As is common with action films, relationships are ridiculously shallow, and Carol is not at Remy’s bedside when he wakes up, and later refuses to let him even see Peter when he shows up on the doorstep. That’s okay, though, because he quickly forgets her and connects with Montego Bay lounge singer Beth (Alice Braga) who has all sorts of artificial organs and is way overdue on her payments. Remy can’t pay for his heart either, so it’s not long before the repo men are after the fleeing couple.
Remy decides to fight rather than run, quickly realizing that the only way he can truly free them from the threat of reposession is to destroy the central organ computer (backups appear to have been not invented in this cinematic universe). 
Here’s where the film slams into a wall: in the interest of helping people with overdue organs, he wantonly slaughters any and everyone in his way, including scene after scene of graphic and unnecessary murders. If it’s your humanity that’s propelling you to try and help people, wouldn’t you be reticent to kill others, even if they stand in the way of your goal? Then again, given how this mess of a story ends, perhaps it’s all irrelevant anyway and there is no reason to require an internal logic to the storyline.
I will say that the film is very well assembled. The environment is an interesting mix of futuristic and dystopic settings, with the mostly CG exteriors quite cool. There were some aspects that were also intriguing: the film opens with the news that the government is about to declare bankruptcy, and there are omnipresent TV screens running news non-stop, including a snippet about the wryly named Operation Hope Springs Eternal about a pending war in Nigeria.
Still, a pretty film with good special effects, nicely choreographed fight scenes and shiny props can’t mask a wreck of a story that has no internal logic and is disgusting, scene after scene, with no ultimate climax that explains what’s happened and leaves the viewer fulfilled. When Ninja Assassin (see my earlier review) is better, well, maybe it’s time to hire better scriptwriters for director Miguel Sapochnik’s next film. 
For now, I encourage you to skip Repo Men entirely. It’s just not worth the popcorn.

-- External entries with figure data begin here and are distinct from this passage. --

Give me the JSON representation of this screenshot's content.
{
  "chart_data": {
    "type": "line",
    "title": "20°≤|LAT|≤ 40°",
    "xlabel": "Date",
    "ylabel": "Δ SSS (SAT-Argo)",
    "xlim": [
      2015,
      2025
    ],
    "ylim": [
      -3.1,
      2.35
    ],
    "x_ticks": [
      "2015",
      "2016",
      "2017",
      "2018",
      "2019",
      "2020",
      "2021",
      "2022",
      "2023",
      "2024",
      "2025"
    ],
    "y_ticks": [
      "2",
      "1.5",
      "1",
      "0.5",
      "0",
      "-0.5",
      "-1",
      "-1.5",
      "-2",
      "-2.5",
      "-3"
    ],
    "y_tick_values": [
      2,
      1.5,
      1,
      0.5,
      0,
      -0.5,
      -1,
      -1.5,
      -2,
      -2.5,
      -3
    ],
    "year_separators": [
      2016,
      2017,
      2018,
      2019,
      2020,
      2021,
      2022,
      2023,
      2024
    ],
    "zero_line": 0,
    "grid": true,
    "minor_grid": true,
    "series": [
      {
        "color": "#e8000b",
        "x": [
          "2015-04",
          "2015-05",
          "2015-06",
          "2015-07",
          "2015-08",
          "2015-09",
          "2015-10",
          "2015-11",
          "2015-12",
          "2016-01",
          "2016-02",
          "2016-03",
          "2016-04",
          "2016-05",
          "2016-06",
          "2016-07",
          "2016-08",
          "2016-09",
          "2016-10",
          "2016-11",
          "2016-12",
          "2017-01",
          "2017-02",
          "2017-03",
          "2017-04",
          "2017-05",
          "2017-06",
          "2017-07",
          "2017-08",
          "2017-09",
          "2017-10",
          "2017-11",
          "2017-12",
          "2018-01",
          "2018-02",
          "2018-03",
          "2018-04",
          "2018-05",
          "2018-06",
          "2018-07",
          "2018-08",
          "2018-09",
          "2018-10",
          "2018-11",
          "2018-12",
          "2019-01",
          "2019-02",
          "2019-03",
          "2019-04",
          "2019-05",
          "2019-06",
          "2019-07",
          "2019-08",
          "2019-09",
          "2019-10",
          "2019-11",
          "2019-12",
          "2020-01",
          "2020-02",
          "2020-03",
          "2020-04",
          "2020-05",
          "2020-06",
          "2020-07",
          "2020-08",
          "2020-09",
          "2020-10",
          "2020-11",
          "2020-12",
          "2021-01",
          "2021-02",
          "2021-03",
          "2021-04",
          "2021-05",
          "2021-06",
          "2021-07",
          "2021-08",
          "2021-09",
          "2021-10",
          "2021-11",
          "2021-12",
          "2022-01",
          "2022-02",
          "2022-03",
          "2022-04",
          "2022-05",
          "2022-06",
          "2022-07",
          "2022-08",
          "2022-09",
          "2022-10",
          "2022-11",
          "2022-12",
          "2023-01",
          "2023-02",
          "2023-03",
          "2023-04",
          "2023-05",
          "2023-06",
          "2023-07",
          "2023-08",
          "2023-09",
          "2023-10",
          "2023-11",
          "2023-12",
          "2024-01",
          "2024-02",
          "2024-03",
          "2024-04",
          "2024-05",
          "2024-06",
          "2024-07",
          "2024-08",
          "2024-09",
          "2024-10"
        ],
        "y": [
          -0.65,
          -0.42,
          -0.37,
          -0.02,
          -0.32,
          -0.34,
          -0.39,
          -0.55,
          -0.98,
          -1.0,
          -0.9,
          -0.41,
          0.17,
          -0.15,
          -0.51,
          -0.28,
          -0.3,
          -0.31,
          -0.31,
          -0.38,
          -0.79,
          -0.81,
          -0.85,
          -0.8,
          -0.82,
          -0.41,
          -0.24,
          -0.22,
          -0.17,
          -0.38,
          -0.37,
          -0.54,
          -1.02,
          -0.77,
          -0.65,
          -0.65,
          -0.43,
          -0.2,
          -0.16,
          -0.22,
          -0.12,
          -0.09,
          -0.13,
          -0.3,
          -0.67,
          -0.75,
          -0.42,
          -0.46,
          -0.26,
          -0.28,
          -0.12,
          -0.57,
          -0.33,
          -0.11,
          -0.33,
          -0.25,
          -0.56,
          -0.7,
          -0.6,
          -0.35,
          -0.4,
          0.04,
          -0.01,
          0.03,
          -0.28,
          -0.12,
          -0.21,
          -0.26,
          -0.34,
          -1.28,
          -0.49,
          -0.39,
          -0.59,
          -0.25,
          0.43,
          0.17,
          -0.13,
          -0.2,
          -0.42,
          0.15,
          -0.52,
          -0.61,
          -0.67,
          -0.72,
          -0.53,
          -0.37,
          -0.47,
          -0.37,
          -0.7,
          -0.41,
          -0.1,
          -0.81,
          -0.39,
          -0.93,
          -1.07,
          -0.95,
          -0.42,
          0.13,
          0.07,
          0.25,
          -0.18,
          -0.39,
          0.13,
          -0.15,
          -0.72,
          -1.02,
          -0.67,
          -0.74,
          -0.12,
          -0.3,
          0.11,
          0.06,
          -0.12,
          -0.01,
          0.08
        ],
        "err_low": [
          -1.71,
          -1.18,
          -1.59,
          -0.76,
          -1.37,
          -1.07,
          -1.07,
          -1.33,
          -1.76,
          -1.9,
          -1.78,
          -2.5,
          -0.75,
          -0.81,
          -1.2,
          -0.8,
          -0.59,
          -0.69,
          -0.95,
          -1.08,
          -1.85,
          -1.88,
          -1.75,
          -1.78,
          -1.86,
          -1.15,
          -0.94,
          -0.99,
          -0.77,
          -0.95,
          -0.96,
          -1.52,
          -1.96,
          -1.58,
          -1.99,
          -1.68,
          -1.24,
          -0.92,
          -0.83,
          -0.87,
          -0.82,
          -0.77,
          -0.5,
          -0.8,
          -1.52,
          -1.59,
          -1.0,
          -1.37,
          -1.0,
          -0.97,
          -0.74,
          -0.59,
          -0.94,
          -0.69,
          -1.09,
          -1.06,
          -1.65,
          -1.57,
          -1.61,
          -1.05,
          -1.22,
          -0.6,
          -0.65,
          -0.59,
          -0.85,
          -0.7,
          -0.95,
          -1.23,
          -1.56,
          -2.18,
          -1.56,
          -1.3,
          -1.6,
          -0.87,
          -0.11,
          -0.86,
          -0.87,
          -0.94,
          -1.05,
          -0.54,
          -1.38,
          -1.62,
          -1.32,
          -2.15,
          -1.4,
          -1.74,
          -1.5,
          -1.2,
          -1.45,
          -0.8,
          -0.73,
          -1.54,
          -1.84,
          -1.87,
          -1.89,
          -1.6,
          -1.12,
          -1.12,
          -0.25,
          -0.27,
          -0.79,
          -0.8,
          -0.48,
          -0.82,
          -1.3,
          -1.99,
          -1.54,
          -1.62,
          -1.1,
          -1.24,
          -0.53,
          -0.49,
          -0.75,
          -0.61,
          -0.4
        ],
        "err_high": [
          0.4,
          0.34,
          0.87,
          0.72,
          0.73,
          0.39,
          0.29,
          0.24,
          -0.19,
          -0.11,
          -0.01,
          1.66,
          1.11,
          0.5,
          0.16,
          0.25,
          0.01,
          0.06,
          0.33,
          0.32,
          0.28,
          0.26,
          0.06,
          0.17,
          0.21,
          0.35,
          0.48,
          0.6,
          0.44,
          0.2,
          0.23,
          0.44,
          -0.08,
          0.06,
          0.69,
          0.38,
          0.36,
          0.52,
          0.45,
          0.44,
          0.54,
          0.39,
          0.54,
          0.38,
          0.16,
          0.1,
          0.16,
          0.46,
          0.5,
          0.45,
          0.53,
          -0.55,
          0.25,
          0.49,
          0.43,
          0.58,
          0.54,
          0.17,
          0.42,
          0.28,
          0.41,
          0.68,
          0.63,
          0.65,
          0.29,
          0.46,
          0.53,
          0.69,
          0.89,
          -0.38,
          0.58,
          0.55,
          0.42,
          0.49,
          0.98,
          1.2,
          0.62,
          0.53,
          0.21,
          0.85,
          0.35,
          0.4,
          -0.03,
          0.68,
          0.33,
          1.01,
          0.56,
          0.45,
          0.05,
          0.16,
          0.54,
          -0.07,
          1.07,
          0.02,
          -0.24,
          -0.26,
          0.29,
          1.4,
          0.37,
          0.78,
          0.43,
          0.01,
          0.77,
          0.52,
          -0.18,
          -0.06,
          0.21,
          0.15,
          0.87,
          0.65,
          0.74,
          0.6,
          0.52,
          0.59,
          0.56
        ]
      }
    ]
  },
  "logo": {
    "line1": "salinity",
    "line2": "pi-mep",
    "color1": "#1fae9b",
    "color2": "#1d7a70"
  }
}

One comment on “Review: Repo Men

  1. “Some bad films show up on the scene and are just dumb. I can live with that. But when a script starts out with the lead character musing on the dilemma of Schrödinger’s cat, asking “how can something be dead and alive at the same time?” and ends up such a complete narrative mess, it’s beyond just disappointing. ”

    With that in mind, avoid Jared Leto’s latest outing, ‘Mr. Nobody.’